1. The Aylesbury, of great size, white, with pale-yellow beak and legs; abdominal dermal sack largely developed.
2. The Rouen, of great size, coloured like the wild duck, with green or mottled beak; dermal sack largely developed.
3. Tufted Duck, with a large top-knot of fine downy feathers, supported on a fleshy mass, with the skull perforated beneath. The top-knot in a duck which I imported from Holland was two and a half inches in diameter.
4. Labrador (or Canadian, or Buenos Ayres, or East Indian); plumage entirely black; beak broader, relatively to its length, than in the wild duck; eggs slightly tinted with black. This sub-breed perhaps ought to be ranked as a breed; it includes two sub-varieties, one as large as the common domestic duck, which I have kept alive, and the other smaller and often capable of flight. (8/1. 'Poultry Chronicle' 1854 volume 2 page 91 and volume 1 page 330.) I presume it is this latter sub-variety which has been described in France (8/2. Dr. Turral 'Bull. Soc. d'Acclimat.' tome 7 1860 page 541.) as flying well, being rather wild, and when cooked having the flavour of the wild duck; nevertheless this sub-variety is polygamous, like other domesticated ducks and unlike the wild duck. These black Labrador ducks breed true; but a case is given by Dr. Turral of the French sub-variety producing young with some white feathers on the head and neck, and with an ochre-coloured patch on the breast.
BREED 2. HOOK-BILLED DUCK.
This bird presents an extraordinary appearance from the downward curvature of the beak. The head is often tufted. The common colour is white, but some are coloured like wild ducks. It is an ancient breed, having been noticed in 1676. (8/3. Willughby's 'Ornithology' by Ray page 381. This breed is also figured by Albin in 1734 in his 'Nat. Hist. of Birds' volume 2 page 86.) It shows its prolonged domestication by almost incessantly laying eggs, like the fowls which are called everlasting layers. (8/4. F. Cuvier in 'Annales du Museum' tome 9 page 128 says that moulting and incubation alone stops these ducks laying.
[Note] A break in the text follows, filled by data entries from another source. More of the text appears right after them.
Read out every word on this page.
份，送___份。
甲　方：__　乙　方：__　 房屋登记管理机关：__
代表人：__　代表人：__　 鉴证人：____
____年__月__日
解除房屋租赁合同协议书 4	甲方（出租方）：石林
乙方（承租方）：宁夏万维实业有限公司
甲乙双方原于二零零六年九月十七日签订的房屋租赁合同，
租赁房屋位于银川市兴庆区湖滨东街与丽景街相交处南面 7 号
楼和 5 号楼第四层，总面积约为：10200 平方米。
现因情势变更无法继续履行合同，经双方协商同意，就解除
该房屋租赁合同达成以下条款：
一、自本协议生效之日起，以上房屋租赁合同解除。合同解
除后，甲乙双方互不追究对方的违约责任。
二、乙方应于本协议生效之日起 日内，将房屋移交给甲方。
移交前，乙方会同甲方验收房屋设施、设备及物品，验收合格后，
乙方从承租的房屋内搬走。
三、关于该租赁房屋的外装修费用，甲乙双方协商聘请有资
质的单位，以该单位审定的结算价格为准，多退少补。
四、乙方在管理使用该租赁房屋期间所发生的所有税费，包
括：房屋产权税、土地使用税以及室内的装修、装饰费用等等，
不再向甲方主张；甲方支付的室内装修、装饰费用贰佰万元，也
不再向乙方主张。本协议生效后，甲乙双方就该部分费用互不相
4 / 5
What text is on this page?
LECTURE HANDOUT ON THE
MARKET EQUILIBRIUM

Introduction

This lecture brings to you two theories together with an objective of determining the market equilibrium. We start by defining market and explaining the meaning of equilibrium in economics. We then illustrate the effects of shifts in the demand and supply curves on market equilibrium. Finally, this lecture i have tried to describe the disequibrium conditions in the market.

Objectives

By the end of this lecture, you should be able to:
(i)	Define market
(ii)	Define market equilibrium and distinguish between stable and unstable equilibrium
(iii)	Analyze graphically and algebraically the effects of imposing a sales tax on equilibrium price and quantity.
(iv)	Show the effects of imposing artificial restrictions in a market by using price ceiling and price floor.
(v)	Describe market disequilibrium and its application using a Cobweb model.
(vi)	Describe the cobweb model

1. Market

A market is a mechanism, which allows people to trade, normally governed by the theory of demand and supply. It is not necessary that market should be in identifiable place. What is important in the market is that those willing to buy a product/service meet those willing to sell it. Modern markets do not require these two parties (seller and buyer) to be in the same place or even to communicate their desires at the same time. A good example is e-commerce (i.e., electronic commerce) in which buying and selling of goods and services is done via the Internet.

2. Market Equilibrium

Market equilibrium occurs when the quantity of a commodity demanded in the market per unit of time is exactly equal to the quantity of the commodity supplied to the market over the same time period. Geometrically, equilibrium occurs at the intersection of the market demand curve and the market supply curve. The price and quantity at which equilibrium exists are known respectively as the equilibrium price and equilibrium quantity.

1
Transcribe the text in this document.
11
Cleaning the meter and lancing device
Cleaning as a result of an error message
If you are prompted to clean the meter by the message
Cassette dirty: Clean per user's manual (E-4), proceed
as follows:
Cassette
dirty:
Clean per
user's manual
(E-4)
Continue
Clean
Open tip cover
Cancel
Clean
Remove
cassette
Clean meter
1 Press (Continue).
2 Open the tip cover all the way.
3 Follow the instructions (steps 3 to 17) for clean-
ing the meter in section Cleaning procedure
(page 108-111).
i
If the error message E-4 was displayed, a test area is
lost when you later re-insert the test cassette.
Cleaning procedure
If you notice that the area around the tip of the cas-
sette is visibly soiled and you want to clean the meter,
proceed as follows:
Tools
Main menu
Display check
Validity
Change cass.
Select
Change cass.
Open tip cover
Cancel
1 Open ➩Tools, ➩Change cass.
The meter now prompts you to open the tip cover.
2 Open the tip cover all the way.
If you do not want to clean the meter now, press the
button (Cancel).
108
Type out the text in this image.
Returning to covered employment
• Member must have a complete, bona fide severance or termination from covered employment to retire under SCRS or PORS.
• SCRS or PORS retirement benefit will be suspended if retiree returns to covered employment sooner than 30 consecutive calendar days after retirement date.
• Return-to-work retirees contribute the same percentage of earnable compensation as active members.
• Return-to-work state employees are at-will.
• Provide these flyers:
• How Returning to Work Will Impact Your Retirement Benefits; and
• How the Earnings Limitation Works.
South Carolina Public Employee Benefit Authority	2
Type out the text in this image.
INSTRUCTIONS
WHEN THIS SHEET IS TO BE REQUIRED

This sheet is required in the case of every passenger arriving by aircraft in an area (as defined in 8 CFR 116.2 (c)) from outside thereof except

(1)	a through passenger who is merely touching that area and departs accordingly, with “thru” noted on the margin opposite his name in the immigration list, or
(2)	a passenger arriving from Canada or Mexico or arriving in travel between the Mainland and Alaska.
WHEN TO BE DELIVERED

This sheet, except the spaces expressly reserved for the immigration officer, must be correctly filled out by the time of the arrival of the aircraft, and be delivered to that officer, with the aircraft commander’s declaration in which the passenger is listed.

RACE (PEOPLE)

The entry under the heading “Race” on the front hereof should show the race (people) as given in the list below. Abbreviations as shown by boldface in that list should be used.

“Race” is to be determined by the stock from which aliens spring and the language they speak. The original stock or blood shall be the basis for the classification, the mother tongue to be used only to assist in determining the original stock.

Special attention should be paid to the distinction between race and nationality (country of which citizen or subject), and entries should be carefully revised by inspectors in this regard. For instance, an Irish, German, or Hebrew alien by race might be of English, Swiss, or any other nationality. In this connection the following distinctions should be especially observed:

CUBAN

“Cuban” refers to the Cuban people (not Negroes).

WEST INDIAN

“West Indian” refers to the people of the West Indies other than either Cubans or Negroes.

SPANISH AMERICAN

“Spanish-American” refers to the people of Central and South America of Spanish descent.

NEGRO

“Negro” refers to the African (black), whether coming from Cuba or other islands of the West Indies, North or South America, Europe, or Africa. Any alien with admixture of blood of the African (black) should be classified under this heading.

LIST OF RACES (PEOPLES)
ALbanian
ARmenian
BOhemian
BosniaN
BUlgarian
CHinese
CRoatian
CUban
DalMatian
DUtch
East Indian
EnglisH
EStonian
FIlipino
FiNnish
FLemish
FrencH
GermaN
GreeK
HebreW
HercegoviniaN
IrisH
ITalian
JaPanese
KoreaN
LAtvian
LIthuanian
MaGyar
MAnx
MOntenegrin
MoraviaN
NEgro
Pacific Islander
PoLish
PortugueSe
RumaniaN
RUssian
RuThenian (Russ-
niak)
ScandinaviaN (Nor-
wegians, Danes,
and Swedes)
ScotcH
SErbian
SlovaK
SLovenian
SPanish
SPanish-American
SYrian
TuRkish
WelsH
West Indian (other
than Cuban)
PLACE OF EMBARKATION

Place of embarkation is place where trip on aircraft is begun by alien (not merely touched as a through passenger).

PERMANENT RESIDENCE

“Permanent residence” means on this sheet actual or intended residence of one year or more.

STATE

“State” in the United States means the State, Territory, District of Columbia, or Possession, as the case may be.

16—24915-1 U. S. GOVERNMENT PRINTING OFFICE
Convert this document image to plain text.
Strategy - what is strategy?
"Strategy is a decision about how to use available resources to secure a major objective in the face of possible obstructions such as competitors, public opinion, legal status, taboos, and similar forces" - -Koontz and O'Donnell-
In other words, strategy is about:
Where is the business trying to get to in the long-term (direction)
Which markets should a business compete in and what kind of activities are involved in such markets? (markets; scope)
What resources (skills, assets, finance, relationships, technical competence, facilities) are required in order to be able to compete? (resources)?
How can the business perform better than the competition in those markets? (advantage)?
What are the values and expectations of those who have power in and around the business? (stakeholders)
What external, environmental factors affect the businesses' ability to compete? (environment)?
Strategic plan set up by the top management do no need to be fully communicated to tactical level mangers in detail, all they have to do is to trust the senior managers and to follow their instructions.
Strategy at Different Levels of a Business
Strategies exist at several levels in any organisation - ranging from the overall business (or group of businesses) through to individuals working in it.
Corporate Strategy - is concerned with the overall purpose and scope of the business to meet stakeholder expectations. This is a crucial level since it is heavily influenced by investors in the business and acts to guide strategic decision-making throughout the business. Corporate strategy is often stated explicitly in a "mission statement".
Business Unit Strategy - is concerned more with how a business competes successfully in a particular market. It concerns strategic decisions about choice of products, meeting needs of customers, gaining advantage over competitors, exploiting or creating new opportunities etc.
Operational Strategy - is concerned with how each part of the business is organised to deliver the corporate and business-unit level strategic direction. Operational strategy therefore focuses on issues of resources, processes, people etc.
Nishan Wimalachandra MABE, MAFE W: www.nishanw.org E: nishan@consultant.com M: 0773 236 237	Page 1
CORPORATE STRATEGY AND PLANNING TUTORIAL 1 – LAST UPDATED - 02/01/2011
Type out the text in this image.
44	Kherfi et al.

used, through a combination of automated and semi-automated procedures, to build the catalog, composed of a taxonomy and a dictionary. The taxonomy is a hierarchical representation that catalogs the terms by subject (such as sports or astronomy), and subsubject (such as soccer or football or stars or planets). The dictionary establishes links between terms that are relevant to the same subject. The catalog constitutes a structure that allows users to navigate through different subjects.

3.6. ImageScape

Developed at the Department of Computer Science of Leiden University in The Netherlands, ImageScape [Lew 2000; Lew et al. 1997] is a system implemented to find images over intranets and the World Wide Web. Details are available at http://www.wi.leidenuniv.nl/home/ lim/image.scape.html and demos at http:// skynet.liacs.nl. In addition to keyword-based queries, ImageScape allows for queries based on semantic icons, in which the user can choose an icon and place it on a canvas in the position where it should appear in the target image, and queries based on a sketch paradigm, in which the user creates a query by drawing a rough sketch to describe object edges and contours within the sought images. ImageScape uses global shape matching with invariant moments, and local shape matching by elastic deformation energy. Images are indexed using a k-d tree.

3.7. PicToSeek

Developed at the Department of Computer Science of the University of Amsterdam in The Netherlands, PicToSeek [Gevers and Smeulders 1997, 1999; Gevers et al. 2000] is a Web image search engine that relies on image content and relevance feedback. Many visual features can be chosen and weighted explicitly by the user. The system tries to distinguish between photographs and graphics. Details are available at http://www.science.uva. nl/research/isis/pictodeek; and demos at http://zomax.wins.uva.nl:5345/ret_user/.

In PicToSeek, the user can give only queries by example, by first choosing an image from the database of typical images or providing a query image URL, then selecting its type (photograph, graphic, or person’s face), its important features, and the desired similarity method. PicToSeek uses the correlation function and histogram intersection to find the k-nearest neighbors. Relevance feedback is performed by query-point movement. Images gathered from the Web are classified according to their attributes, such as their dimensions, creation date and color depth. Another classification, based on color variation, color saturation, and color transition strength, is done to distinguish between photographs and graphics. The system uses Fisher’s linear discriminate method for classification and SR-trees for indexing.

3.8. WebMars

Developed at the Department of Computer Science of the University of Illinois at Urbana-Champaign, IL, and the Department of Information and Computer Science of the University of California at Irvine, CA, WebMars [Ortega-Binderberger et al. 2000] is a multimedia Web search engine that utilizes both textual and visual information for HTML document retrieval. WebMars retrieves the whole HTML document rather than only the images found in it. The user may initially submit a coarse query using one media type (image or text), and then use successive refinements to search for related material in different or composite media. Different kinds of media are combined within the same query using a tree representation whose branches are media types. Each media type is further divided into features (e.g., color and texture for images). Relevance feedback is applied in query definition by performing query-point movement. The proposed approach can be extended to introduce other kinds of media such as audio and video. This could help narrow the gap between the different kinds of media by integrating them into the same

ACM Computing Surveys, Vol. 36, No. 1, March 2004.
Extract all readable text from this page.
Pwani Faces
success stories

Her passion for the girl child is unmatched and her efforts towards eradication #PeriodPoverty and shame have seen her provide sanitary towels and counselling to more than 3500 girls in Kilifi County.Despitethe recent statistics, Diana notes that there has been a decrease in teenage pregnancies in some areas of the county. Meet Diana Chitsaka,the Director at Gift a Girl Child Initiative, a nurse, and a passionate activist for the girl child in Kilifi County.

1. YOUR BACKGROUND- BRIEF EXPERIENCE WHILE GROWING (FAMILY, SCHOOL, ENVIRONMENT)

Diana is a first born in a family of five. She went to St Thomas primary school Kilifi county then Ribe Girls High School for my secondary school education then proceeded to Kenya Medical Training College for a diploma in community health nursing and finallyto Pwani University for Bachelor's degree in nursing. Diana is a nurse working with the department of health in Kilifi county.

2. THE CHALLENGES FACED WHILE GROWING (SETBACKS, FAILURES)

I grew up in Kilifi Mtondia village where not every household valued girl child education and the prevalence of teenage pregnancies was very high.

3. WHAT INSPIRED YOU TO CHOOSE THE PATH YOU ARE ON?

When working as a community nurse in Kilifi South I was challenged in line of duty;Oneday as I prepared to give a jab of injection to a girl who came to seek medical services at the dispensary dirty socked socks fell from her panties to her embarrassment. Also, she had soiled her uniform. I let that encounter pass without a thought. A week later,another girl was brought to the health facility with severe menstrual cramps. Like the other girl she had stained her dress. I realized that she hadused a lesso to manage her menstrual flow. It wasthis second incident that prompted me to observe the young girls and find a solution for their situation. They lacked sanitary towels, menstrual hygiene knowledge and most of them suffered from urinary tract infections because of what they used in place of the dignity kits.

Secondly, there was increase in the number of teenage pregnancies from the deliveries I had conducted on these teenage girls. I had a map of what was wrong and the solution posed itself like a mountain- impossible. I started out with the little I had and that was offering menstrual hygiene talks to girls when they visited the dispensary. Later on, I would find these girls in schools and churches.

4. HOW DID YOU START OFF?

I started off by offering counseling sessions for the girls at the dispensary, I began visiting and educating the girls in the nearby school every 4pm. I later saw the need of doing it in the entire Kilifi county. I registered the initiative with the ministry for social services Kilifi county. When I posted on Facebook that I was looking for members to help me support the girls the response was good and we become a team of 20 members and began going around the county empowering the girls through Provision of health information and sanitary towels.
Mr. B.P. Brent makes a similar remark in the 'Poultry Chronicle' 1855 volume 3 page 512.)
BREED 3. CALL DUCK.
Remarkable from its small size, and from the extraordinary loquacity of the female. Beak short. These birds are either white, or coloured like the wild duck.
BREED 4. PENGUIN DUCK.
This is the most remarkable of all the breeds, and seems to have originated in the Malayan archipelago. It walks with its body extremely erect, and with its thin neck stretched straight upwards. Beak rather short. Tail upturned, including only 18 feathers. Femur and metatarsus elongated.]